The significance of the incident lies beyond the offensive language itself. It reflects the continuing struggle over how the Liberation War, the movement for accountability for the crimes of 1971, and the people who came to symbolize those demands are remembered in contemporary Bangladesh. More than three decades after her death, Jahanara Imam remains a deeply contested political figure because her activism challenged not only impunity but also competing narratives about the nation’s past.

Following the disappearance and killing of her son, freedom fighter Shafi Imam Rumi, and the death of her husband during the Liberation War, Jahanara Imam became the leading civilian voice demanding justice for alleged war crimes. Through the Ekattorer Ghatak Dalal Nirmul Committee and the People’s Court of 1992, she transformed private grief into a nationwide movement for accountability, making historical memory itself a site of political action.

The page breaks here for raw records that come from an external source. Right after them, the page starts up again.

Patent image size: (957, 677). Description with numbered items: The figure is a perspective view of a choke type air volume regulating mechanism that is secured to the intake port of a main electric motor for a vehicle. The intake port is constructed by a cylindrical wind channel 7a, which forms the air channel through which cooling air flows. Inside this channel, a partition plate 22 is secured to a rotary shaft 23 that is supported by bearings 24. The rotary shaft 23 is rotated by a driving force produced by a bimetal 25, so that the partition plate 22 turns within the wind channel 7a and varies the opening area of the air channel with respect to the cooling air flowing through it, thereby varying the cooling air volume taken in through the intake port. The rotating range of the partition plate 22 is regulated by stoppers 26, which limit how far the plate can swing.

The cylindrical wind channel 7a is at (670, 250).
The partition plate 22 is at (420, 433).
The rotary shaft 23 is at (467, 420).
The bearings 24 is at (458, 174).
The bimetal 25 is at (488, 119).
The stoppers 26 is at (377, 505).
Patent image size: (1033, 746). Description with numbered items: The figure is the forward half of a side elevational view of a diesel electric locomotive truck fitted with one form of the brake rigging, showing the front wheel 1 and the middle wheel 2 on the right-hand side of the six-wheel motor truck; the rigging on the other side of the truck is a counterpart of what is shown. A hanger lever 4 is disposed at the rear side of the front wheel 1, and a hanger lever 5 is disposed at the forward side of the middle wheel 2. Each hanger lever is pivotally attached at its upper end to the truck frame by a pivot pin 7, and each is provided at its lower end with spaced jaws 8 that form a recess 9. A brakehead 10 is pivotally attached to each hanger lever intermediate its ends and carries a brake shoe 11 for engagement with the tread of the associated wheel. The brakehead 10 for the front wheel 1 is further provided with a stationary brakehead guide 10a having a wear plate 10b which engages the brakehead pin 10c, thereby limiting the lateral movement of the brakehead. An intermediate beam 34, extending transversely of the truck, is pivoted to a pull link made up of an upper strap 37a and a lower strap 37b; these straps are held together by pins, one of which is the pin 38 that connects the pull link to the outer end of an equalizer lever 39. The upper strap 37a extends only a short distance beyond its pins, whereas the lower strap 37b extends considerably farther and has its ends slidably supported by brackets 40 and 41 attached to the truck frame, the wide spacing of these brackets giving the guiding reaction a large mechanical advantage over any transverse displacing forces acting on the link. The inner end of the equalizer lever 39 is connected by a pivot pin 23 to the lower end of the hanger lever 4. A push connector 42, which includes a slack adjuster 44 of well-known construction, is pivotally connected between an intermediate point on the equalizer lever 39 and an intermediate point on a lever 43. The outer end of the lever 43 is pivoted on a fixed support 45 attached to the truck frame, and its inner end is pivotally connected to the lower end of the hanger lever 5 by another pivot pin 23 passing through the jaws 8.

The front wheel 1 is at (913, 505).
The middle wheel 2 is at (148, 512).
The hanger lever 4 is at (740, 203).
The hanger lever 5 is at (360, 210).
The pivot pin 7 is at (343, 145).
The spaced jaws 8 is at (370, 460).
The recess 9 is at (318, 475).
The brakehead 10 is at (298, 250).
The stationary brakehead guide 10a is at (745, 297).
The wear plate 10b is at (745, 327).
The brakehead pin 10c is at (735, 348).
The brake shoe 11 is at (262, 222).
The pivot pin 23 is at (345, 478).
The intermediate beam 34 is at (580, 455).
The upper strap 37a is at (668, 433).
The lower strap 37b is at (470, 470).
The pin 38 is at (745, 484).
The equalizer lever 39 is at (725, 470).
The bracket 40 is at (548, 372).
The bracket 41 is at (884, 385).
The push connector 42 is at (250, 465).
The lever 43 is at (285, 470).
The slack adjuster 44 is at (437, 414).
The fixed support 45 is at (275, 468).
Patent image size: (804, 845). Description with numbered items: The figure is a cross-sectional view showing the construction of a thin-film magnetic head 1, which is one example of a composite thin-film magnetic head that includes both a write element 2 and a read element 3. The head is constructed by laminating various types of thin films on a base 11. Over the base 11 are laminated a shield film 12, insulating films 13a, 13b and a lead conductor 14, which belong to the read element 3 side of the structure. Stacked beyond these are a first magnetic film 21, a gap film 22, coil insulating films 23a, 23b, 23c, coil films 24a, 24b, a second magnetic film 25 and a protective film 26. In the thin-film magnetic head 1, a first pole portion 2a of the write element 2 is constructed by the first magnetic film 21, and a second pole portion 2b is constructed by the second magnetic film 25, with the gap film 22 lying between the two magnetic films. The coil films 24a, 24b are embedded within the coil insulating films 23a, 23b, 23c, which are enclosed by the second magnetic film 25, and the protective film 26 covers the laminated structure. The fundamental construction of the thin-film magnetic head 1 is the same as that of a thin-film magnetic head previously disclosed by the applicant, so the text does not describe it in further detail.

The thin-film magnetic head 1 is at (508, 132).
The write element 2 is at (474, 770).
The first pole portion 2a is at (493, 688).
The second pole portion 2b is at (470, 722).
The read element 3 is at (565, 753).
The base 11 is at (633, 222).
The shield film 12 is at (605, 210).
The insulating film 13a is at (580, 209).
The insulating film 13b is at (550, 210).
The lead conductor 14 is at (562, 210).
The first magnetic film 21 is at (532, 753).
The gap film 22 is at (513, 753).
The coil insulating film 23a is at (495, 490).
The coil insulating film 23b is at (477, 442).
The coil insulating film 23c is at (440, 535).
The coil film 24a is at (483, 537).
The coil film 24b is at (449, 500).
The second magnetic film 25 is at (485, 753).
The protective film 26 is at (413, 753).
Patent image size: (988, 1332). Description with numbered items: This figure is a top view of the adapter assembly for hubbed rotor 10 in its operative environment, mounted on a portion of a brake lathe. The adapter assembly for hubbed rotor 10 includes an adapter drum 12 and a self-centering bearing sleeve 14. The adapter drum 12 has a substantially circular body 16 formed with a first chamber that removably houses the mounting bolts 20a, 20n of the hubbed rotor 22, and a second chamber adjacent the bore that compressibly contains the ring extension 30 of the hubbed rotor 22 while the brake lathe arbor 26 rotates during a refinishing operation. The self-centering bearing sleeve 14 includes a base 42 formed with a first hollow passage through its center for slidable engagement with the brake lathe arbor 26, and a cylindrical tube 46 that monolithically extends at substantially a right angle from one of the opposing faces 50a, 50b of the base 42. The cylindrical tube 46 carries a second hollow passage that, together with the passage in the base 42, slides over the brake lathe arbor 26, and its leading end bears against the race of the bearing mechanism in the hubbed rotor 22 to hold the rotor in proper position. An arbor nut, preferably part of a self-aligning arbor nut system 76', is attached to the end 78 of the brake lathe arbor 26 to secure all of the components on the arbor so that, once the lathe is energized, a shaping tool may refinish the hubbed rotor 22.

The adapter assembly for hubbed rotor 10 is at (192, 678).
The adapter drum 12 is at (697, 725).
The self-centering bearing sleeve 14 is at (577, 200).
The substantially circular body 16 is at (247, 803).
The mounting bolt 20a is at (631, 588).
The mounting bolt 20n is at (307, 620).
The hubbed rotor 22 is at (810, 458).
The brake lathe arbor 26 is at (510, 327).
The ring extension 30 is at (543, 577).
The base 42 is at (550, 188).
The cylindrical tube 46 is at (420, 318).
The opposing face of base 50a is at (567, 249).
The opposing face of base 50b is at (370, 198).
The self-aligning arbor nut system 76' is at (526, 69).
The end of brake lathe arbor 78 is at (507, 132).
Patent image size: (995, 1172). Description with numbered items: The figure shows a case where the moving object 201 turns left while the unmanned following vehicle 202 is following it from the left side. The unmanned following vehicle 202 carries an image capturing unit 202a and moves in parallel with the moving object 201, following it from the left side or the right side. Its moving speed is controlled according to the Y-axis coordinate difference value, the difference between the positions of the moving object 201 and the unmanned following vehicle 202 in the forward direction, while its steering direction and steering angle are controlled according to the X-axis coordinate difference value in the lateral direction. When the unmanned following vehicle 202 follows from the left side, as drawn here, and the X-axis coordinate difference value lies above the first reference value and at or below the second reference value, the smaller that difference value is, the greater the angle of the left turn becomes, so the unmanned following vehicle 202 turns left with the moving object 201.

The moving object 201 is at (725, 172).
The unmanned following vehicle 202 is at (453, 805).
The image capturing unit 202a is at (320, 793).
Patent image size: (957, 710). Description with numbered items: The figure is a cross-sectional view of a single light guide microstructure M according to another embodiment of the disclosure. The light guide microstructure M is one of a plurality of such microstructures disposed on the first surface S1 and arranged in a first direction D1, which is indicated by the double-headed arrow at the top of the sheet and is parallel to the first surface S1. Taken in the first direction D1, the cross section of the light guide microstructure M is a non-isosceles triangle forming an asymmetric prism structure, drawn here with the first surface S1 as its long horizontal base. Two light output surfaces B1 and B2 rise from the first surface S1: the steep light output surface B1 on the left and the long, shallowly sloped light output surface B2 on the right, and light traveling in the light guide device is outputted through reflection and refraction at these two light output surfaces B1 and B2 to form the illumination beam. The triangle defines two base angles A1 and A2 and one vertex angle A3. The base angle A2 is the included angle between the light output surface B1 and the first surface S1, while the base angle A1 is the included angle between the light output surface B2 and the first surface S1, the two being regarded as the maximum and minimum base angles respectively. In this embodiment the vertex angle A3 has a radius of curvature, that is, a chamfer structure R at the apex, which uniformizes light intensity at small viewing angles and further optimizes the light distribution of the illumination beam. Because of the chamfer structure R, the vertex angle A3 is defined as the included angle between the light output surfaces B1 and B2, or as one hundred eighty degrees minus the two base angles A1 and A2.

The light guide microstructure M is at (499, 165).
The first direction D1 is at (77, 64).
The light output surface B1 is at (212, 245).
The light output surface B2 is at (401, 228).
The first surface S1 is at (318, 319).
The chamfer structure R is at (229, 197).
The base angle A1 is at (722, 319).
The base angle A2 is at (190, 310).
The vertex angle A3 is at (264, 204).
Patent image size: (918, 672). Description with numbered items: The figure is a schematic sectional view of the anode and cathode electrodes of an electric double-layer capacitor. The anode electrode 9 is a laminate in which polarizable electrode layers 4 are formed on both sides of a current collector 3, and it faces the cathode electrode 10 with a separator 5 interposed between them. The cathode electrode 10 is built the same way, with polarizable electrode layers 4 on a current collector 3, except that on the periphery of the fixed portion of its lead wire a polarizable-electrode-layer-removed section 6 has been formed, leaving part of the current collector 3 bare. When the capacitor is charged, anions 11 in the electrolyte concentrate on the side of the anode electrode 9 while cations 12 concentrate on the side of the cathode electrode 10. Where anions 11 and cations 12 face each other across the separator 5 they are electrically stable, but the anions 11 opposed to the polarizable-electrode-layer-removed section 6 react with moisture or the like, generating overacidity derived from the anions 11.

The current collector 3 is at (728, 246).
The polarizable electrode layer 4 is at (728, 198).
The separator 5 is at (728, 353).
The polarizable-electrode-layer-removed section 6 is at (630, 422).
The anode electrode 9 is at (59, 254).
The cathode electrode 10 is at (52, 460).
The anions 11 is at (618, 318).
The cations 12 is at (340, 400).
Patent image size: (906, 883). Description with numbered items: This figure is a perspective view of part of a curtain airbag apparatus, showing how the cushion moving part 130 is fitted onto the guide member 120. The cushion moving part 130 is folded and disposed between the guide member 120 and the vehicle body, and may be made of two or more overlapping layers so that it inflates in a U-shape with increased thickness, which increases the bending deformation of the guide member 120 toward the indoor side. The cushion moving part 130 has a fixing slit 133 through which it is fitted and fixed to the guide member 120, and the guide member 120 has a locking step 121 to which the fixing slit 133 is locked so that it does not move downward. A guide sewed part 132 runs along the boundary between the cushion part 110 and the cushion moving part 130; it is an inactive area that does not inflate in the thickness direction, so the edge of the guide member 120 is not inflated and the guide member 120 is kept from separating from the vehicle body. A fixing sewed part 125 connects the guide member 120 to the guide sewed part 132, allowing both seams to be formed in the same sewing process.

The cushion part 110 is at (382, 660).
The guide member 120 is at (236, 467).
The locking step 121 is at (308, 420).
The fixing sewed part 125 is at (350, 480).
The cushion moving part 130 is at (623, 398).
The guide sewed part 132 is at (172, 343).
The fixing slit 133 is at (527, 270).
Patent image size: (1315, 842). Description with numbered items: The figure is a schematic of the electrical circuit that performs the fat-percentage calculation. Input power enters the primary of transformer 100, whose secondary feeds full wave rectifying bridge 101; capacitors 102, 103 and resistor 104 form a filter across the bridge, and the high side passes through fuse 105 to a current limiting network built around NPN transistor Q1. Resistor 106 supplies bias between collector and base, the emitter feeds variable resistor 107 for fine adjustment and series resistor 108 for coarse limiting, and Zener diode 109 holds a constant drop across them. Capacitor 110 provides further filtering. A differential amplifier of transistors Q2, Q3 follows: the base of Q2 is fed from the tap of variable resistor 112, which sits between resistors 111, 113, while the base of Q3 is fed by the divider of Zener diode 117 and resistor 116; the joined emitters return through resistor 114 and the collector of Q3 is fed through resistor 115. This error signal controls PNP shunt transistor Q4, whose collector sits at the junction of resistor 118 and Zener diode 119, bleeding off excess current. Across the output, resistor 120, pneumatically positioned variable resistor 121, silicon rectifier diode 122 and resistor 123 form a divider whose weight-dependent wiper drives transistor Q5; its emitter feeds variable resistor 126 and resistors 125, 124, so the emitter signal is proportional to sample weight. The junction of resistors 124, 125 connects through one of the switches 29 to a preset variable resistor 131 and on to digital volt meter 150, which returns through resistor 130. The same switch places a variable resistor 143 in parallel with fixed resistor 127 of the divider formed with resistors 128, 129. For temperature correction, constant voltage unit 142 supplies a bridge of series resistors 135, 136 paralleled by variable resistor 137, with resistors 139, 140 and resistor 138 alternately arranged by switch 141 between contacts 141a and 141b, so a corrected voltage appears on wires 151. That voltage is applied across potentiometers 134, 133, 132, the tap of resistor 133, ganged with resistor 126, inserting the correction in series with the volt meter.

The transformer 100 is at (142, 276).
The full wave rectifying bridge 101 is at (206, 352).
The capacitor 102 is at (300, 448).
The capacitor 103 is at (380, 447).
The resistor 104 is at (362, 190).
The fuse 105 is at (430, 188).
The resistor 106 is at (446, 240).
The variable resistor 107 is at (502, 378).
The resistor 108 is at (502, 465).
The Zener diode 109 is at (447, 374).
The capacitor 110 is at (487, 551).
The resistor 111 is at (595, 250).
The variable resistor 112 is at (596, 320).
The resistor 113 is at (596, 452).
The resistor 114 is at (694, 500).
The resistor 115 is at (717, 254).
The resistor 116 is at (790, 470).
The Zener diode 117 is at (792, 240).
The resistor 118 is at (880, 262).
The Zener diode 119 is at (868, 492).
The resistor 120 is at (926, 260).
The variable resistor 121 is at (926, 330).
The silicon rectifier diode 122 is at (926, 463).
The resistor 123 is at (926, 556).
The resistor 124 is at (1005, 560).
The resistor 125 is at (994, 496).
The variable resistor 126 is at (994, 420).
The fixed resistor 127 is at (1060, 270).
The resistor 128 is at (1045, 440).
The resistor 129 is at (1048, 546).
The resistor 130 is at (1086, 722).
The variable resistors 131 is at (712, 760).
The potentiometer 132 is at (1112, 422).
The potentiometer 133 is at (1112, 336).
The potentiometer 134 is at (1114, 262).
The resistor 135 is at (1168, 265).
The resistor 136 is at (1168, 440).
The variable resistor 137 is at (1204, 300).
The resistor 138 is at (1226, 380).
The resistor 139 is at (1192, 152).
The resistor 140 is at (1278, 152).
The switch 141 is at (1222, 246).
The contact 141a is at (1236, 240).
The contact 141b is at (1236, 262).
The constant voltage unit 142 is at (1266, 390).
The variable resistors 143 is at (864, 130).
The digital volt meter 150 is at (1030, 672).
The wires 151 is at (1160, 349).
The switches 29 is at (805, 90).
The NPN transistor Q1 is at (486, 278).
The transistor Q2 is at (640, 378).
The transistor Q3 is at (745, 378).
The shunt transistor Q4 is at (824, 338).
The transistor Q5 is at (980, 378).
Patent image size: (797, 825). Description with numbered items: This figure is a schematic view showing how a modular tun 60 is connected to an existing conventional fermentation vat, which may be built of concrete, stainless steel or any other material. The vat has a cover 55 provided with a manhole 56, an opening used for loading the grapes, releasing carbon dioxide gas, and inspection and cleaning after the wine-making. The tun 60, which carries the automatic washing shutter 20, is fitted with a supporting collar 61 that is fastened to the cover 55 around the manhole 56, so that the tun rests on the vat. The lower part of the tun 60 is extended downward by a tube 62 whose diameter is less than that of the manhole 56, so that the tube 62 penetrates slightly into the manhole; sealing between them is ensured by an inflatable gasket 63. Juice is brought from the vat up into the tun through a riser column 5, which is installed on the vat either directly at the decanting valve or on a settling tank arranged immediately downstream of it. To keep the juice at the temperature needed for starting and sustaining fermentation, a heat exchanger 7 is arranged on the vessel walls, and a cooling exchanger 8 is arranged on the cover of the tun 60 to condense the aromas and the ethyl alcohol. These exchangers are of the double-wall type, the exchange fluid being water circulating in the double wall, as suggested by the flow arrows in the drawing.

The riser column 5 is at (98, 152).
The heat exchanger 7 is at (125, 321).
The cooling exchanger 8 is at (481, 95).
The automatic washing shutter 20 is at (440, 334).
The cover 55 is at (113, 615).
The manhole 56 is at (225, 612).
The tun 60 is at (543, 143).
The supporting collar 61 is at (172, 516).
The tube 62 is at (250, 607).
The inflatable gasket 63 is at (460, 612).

Attempts to portray her legacy as illegitimate are therefore not simply personal attacks. They are interventions in a broader political struggle over historical legitimacy, national identity, and public memory. Contesting Jahanara Imam’s place in history also contests the movements for justice and accountability that she came to represent. The incident demonstrates that debates surrounding the Liberation War remain unresolved, continuing to shape contemporary political discourse more than fifty years after Bangladesh’s independence.